Ingredient Name Quantity
Carrot (Gajjar), finely chopped 1
Brinjal (Baingan/Eggplant), finely chopped 1
Potato (Aloo), finely diced 1
Elephant yam (Suran/Senai/Ratalu), finely diced 1
Green beans (French Beans), cut into 1-inch pieces 6
Mango (Raw), cut into 1-inch pieces, stoned 1
Turmeric powder (Haldi) 1/4 teaspoon
Fresh coconut, grated 1 cup
Ginger, julienned 1 tablespoon
Green Chillies 6
Cumin seeds (Jeera) 1/2 teaspoon
Pearl onions (Sambar Onions) 1 cup
Curry leaves 2 sprigs
Coconut oil 1 tablespoon
Salt To taste

Preparation Time: 15 minutes

Cooking Time: 25 minutes

Instructions

  1. Grind the Coconut Mixture:
    In a mixer grinder, coarsely grind the grated fresh coconut, green chillies (reserve a few for later), cumin seeds, and pearl onions. Add a little water to help the grinding process. Once ground, set the mixture aside in a bowl.

  2. Cook the Vegetables:
    In a kadai (wide, shallow pan) placed on medium heat, add the chopped vegetables: carrot, brinjal, potato, elephant yam, and green beans. Add just enough water to cover the vegetables. The goal is to cook the vegetables until they are 70% done (al dente), allowing the water to evaporate once the vegetables are cooked. Avoid overcooking the vegetables.

  3. Add Turmeric Powder:
    Once the vegetables are firm, add the turmeric powder. Stir it in and cook for a further 2-3 minutes to allow the turmeric flavor to infuse.

  4. Add Raw Mango:
    Add the raw mango pieces to the cooked vegetables and stir gently. Cook for an additional 7 minutes, allowing the mango to soften and absorb the flavors of the vegetables.

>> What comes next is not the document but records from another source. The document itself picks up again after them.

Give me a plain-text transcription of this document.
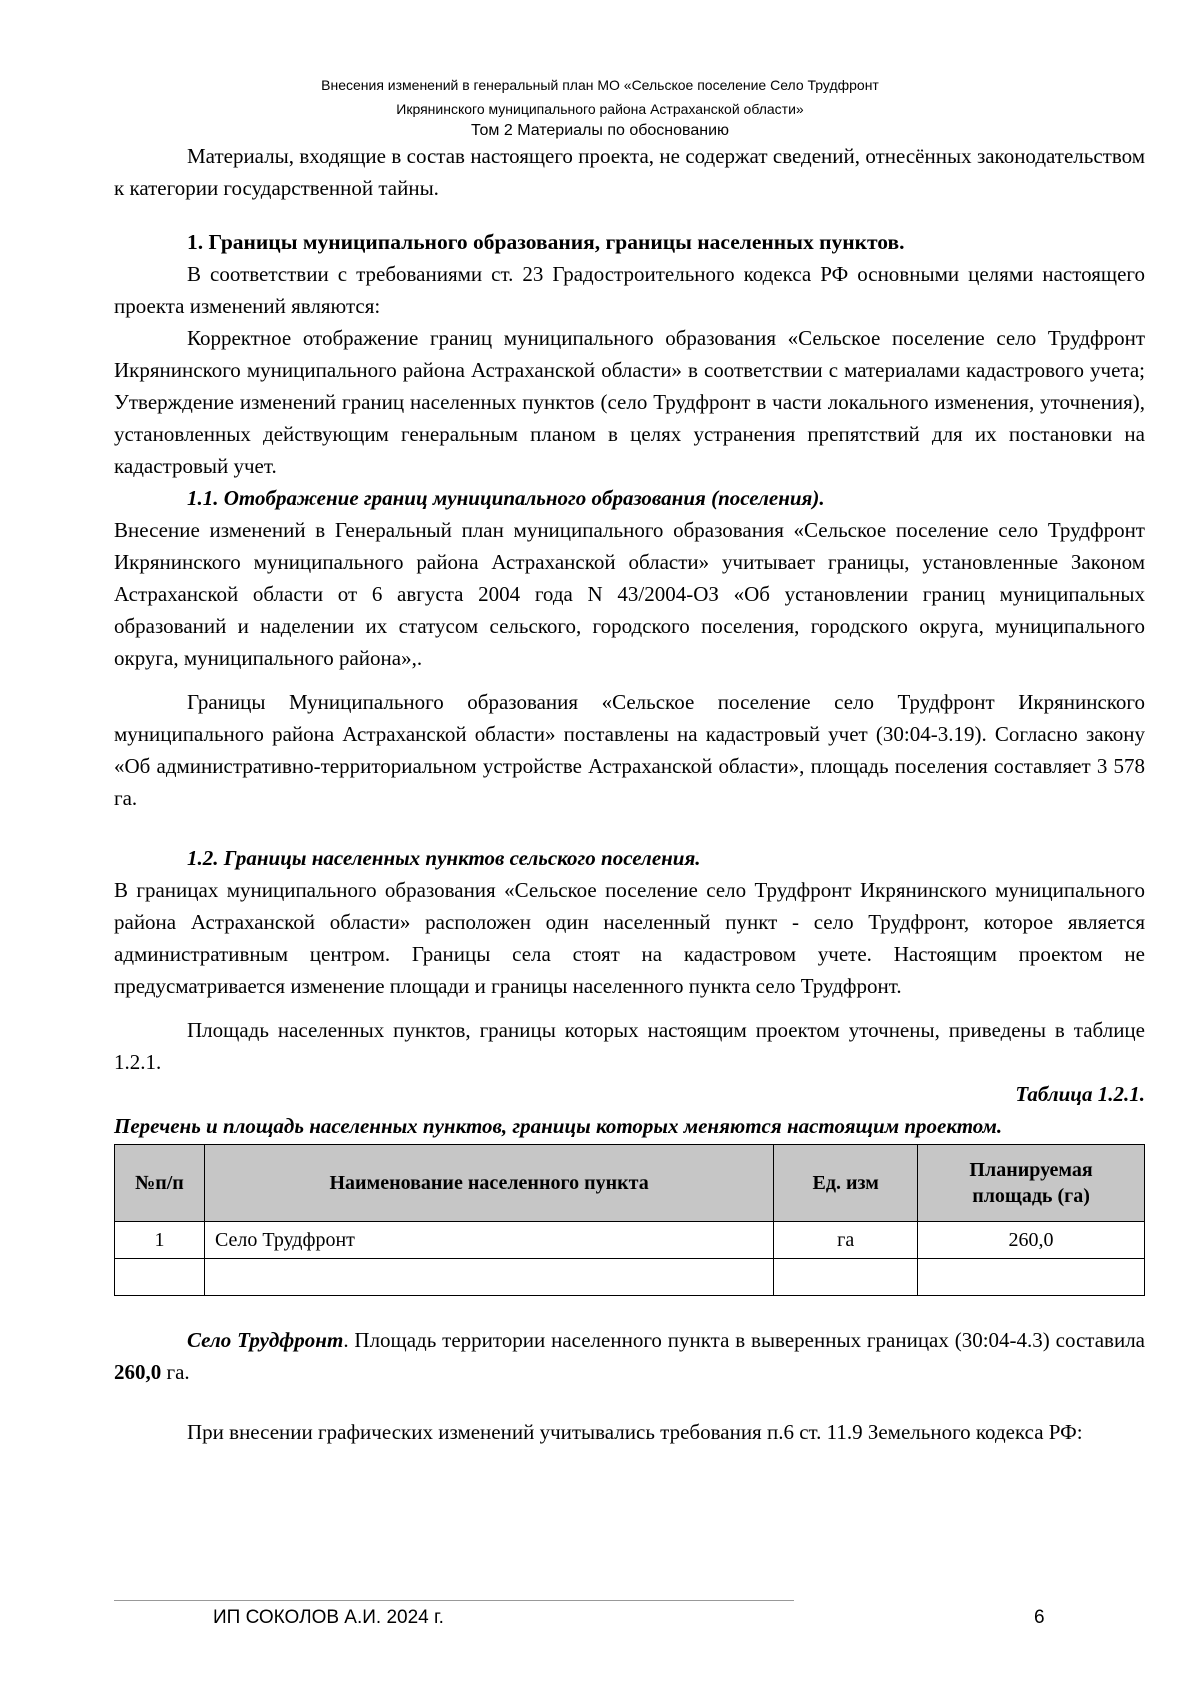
Внесения изменений в генеральный план МО «Сельское поселение Село Трудфронт
Икрянинского муниципального района Астраханской области»
Том 2 Материалы по обоснованию

Материалы, входящие в состав настоящего проекта, не содержат сведений, отнесённых законодательством к категории государственной тайны.

1. Границы муниципального образования, границы населенных пунктов.

В соответствии с требованиями ст. 23 Градостроительного кодекса РФ основными целями настоящего проекта изменений являются:

Корректное отображение границ муниципального образования «Сельское поселение село Трудфронт Икрянинского муниципального района Астраханской области» в соответствии с материалами кадастрового учета; Утверждение изменений границ населенных пунктов (село Трудфронт в части локального изменения, уточнения), установленных действующим генеральным планом в целях устранения препятствий для их постановки на кадастровый учет.

1.1. Отображение границ муниципального образования (поселения).

Внесение изменений в Генеральный план муниципального образования «Сельское поселение село Трудфронт Икрянинского муниципального района Астраханской области» учитывает границы, установленные Законом Астраханской области от 6 августа 2004 года N 43/2004-ОЗ «Об установлении границ муниципальных образований и наделении их статусом сельского, городского поселения, городского округа, муниципального округа, муниципального района»,.

Границы Муниципального образования «Сельское поселение село Трудфронт Икрянинского муниципального района Астраханской области» поставлены на кадастровый учет (30:04-3.19). Согласно закону «Об административно-территориальном устройстве Астраханской области», площадь поселения составляет 3 578 га.

1.2. Границы населенных пунктов сельского поселения.

В границах муниципального образования «Сельское поселение село Трудфронт Икрянинского муниципального района Астраханской области» расположен один населенный пункт - село Трудфронт, которое является административным центром. Границы села стоят на кадастровом учете. Настоящим проектом не предусматривается изменение площади и границы населенного пункта село Трудфронт.

Площадь населенных пунктов, границы которых настоящим проектом уточнены, приведены в таблице 1.2.1.

Таблица 1.2.1.

Перечень и площадь населенных пунктов, границы которых меняются настоящим проектом.

№п/п	Наименование населенного пункта	Ед. изм	Планируемая площадь (га)
1	Село Трудфронт	га	260,0

Село Трудфронт. Площадь территории населенного пункта в выверенных границах (30:04-4.3) составила 260,0 га.

При внесении графических изменений учитывались требования п.6 ст. 11.9 Земельного кодекса РФ:

ИП СОКОЛОВ А.И. 2024 г.	6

  5. Mix in the Coconut Paste:
    Add the coarsely ground coconut mixture to the vegetables. Season with salt to taste and stir the ingredients carefully to combine them. Continue cooking on low heat for about 2 minutes. If you prefer a more gravy-like consistency, you can add a few teaspoons of yogurt to the mix and stir well. Turn off the heat immediately after.

  6. Finish with Curry Leaves and Coconut Oil:
    Finally, add the curry leaves to the dish, followed by coconut oil (optional but recommended for added richness). Give everything a final mix.

  7. Serve:
    Kerala Style Pacha Mango Avial is now ready to be served! Enjoy this traditional, comforting dish with Steamed Rice, Pachai Sundakkai Puli Kuzhambu (Turkey Berry Tamarind Gravy), and Cabbage Thoran (Poriyal) for a complete and satisfying Kerala lunch.

This vibrant, delicious side dish perfectly balances the tang of mango with the earthy sweetness of mixed vegetables, all brought together with the creaminess of coconut. It makes a flavorful accompaniment to any meal, adding both color and taste to your plate. Whether for a special occasion or a simple weekday lunch, Kerala Style Pacha Mango Avial will surely delight your taste buds with every bite!